Huh? Hudepohl resurrected and brewed the Christian Moerlein brand in the early '80's, re-launching the brand in the Sept. 1981 (the author should check their own newspaper's 09-15-81 issue)

And it was brewed at the Cincinnati Schoenling facility after the Hudepohl-Schoenling merger in the late 1980's and the Hudepohl brewery was subsequently closed (1986 or so).

Reply to
jesskidden

It was still listed in industry publications as a Hudepohl-Schoenling brand into at least 1990, 4 years after the merger and 2 years after H-S shut down the former Hudepohl brewery.

Still the main point is that the current version is hardly the "...first time since prohibition in 1919 that Christian Moerlein beer had been brewed in Cincinnati."

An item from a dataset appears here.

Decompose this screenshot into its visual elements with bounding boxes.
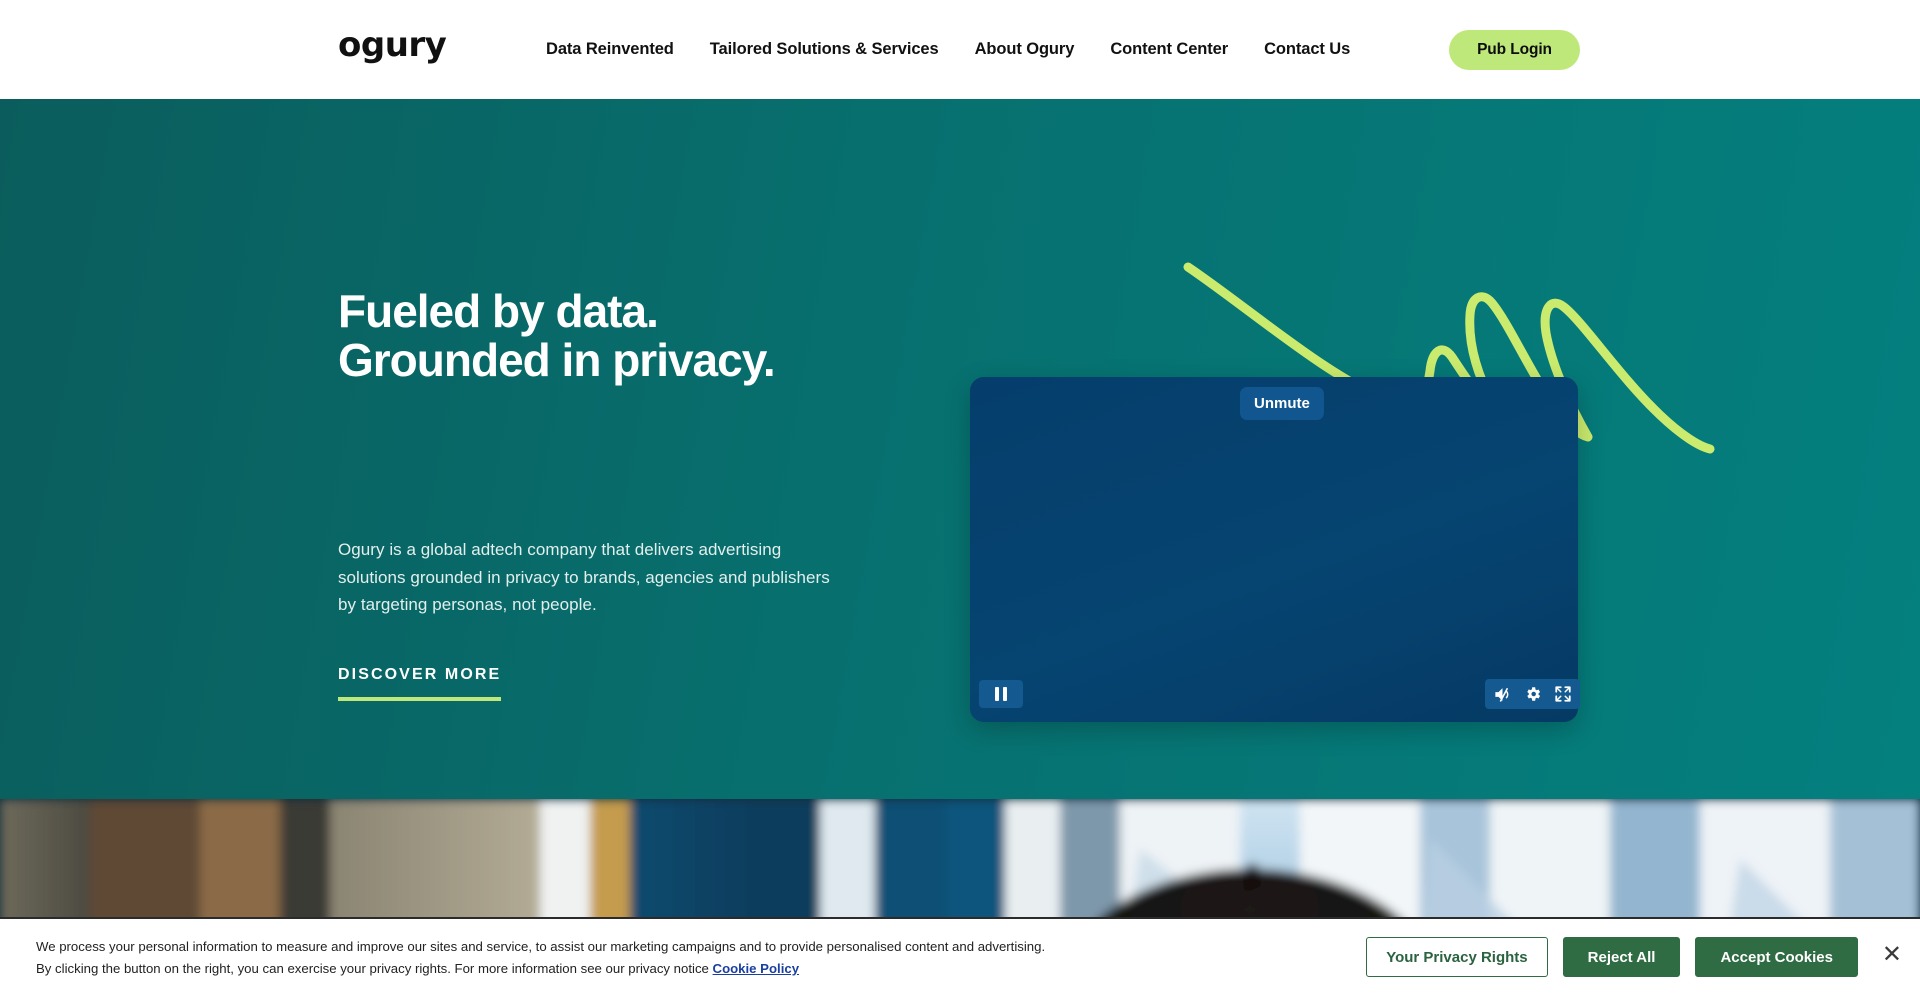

I thought the brewery itself, now owned by BBC, goes by the name "Samuel Adams (Cincinnati) Brewery"? (Just as their PA plant is called "The Samuel Adams Pennsylvania Brewery"). Either way, though they had a business relationship (contract brewing for each other, depending on which owned the brewery itself) BBC and H-S were always separate companies.

Wasn't "Tradewinds" the Hudepohl-Schoenling brand of non-alcoholic teas and juice (competitor with the "Arizona" and other such brands)- BBC's "tea" is the alcoholic "Twisted Tea".